Like many overweight people, Israel did not realize the amount of food she was consuming was slowly killing her.

“I was accepting of my condition,” she said. “Down here you see a lot of heavier people, you think, ‘well, I’m ok.’ I didn’t realize I was hurting my physical self,” Israel said.

Couch sees this lack of consciousness in many of her patients.

“If you ask people who are overweight, they will tell you they don’t eat a lot or don’t eat unhealthily,” Couch said.

Schmitt attributes these portion delusions to modern American culture.

“Most people are overweight in America,” Schmitt said, “It is a disease. There has never been a time in the history of man when food has been more plentiful. It’s easy to be obese in America. Our plates are getting bigger, and we take in way more calories. We don’t have to expend the calories we used to, we have central air, we have central heat. We are not chopping wood anymore.”

Schmitt has firsthand experience with the toll obesity can take on a person and a family.

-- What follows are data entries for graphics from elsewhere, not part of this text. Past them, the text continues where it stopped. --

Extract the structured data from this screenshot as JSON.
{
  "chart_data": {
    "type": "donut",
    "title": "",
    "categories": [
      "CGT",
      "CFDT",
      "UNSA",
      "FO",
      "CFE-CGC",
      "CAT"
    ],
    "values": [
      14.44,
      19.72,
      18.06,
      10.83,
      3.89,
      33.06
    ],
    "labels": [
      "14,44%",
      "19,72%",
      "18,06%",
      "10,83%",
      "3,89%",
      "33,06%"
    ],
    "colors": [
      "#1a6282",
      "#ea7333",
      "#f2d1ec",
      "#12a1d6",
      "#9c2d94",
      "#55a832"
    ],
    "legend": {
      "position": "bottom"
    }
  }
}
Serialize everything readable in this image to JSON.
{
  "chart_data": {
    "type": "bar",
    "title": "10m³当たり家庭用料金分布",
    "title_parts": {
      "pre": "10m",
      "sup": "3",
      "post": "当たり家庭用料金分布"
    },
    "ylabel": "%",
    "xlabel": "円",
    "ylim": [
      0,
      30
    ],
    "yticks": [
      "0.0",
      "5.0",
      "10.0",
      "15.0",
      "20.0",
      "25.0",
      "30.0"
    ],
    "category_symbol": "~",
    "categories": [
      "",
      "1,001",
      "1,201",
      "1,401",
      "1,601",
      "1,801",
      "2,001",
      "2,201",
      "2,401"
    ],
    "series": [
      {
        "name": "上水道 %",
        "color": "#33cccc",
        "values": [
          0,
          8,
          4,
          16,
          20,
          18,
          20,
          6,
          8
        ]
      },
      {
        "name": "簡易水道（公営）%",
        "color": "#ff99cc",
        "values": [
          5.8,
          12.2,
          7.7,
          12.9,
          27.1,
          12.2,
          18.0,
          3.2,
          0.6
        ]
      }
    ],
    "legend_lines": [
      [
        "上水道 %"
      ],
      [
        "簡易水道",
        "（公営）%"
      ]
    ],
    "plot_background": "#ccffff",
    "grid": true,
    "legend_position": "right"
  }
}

Schmitt’s father was morbidly obese, and at 74 underwent a risky bariatric procedure. Now at 83, Schmitt’s father has reversed his diabetes and still lives alone.

“It saved his life,” said Schmitt.

Southern eating may be a large part of the problem.

“It’s the tailgating, and the chicken,” Israel said. “I’ve never heard anyone say that they take baked chicken to a tailgate, its always fried chicken, ribs, big potato salad and coleslaw. That’s what people are eating, and they’re going to consume as much as they can.”

Israel’s story, like so many others’, is a cautionary tale. Her husband, who was obese, died of complications from diabetes, leaving her alone to raise their two children, who are also struggling with their weight.

“Just stop for a minute and think about what you are doing,” she warned. “You’ve got to eat to live, not live to eat.”